Unpacking the rar on Windows and opening the data stream gives us a sequence of 0 and 1. The sequence has a length of 625 characters so it's probably a 25x25 QR code. With the help of this site the QR code can be restored.

-2

Inside the PDF was a password protected ZIP file named z.zip. After some trial and error I realized that the password was only one character. The ZIP file contains another password protected ZIP file.

I wrote a small Java program that bruteforces the one character passwords. Inside the password was a flag and the final zip file contained a file named xenon.elf.

private static final List<String> alphabet = Arrays.asList(" .abcdefghijklmnopqrstuvwxyzABCDEFGHIJKLMNOPQRSTUVWXYZ01234567890-,".split(""));

public static void main(String[] args) throws ZipException {
    String source = "z.zip";
    String destination = "out";

    while (true) {
        for (String current : alphabet) {
            ZipFile zipFile = new ZipFile(source);
            zipFile.setPassword(current.toCharArray());

            try {
                zipFile.extractFile(source, destination);
            } catch (ZipException e) {
                continue;
            }

            System.out.print(current);

            File theOne = new File(destination, source);
            theOne.renameTo(new File(source));
        }
    }
}

-1

This challenge was a though one. The last ZIP file from the challenge -2 contained a file named xenon.elf. Using file it was clear that this file was a PowerPC binary and the name suggested that it's for a XCPU used by the Xbox 360.

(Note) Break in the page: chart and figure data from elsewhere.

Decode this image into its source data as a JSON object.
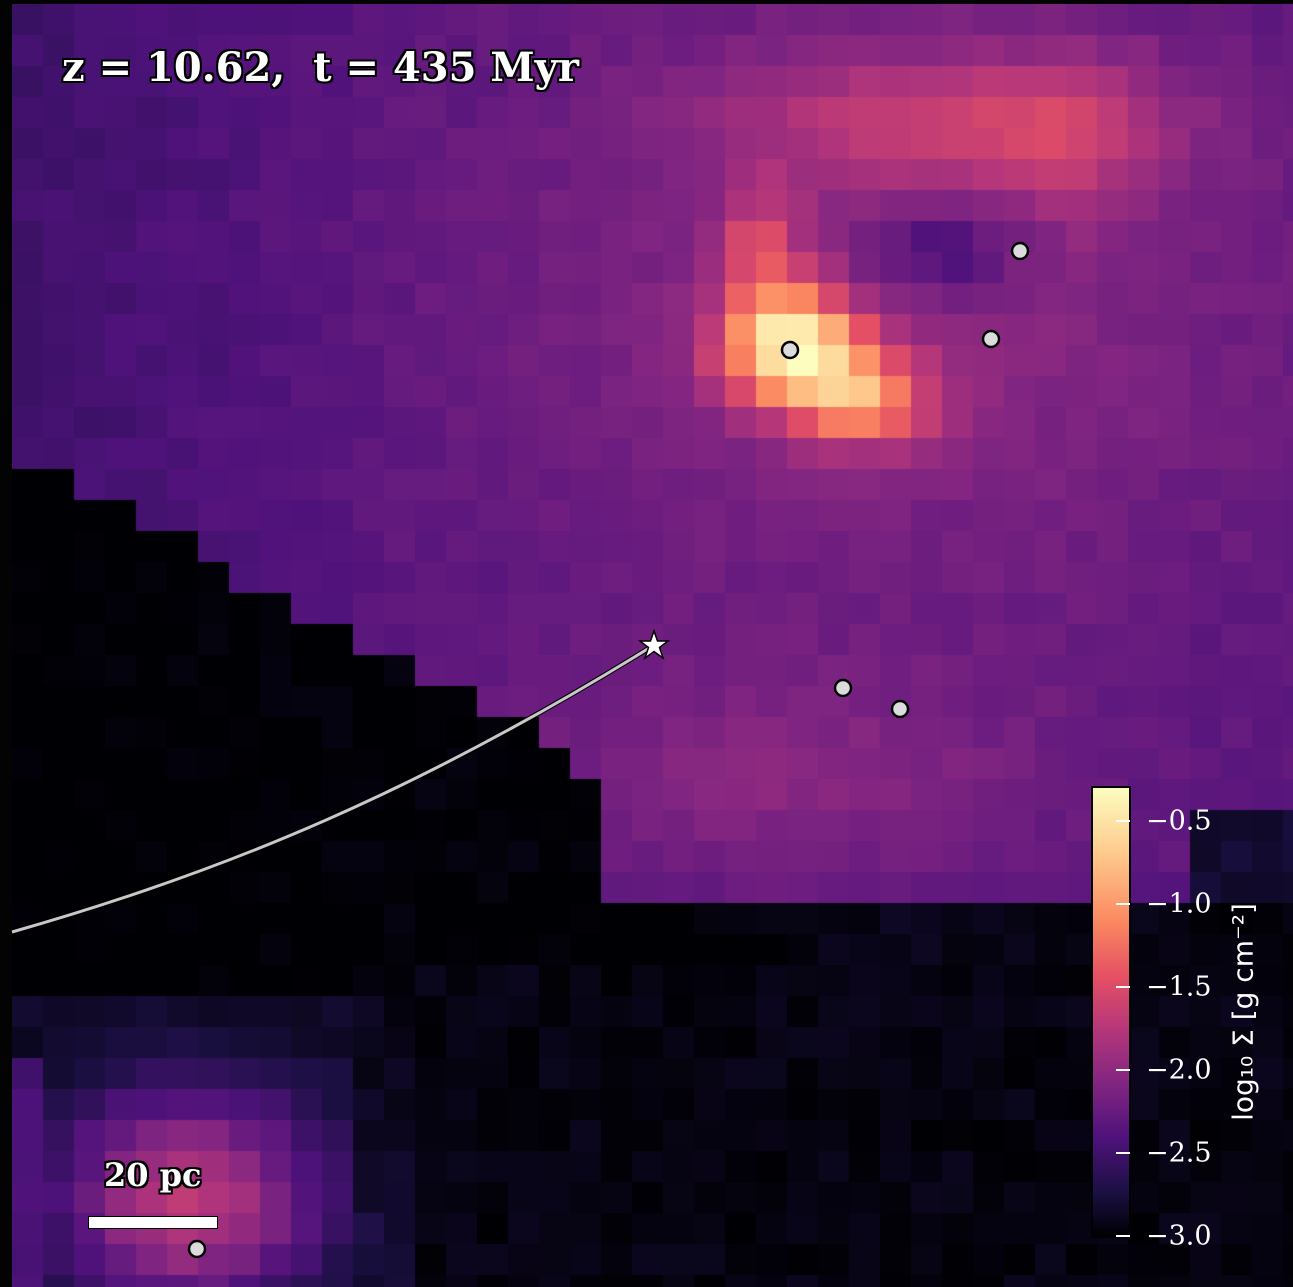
{
  "title": "z = 10.62,  t = 435 Myr",
  "scale_bar": {
    "label": "20 pc"
  },
  "colorbar": {
    "label": "log₁₀ Σ [g cm⁻²]",
    "colormap": "magma",
    "range": [
      -3.0,
      -0.3
    ],
    "ticks": [
      {
        "value": -0.5,
        "label": "−0.5"
      },
      {
        "value": -1.0,
        "label": "−1.0"
      },
      {
        "value": -1.5,
        "label": "−1.5"
      },
      {
        "value": -2.0,
        "label": "−2.0"
      },
      {
        "value": -2.5,
        "label": "−2.5"
      },
      {
        "value": -3.0,
        "label": "−3.0"
      }
    ]
  },
  "markers": {
    "particle_count": 7,
    "particle_style": "white circle with black outline",
    "star_marker": "white star at end of grey trajectory line",
    "trajectory_color": "#c8c8c8"
  },
  "background_color": "#030304"
}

Radare2 revealed calls to a RC4 encryption function. So now it's all about finding the ciphertext and the corresponding key. Whilst trying to find the ciphertext I came across the following strings, they will be important later on:

The ciphertext is first read from .rodata and then written to memory. The order of the bytes remains unchanged and the ciphertext can be found at address 8001EA24:

5e93 c8d4 c4e9 5e36 b155 144a be83 c90a dc2b c5f0 8fab bbac 49dd 0f01 97f6 668b 07a0 b443 0a48

At the beginning of the main function those instructions can be found:

li r3, 0
bl sym.xenon_secotp_read_line
mr r8, r4

li r3, 1
bl sym.xenon_secotp_read_line

They load the values of the fuseset 0 and 1 into r8 and r4 respectively. Here it's important to use the devkit values for fuseset 1 which can be found here. That's what the string above tried to tell us. So the registers now look like this:

r8 = C0FFFFFFFFFFFFFF
r4 = 0F0F0F0F0F0F0F0F

The following instructions create the key:

srawi r7, r9, 1
addze r7, r7
addi r10, r1, 0x150
subfic r7, r7, 7
slwi r7, r7, 3
srd r6, r8, r7
srd r7, r4, r7
stbux r6, r10, r9
addi r9, r9, 2
stb r7, 1(r10)

I translated them to pseudocode:

for (int i = 0; i < 16; i += 2) {
    r7 = 8 * (7 - (i / 2));

    *(key + i) = r8 >> r7;
    *(key + i + 1)= r4 >> r7;
}

This just intertwines the two fusekit values. The final key is therefore: C00FFF0FFF0FFF0FFF0FFF0FFF0FFF0F Now the ciphertext can be decripted.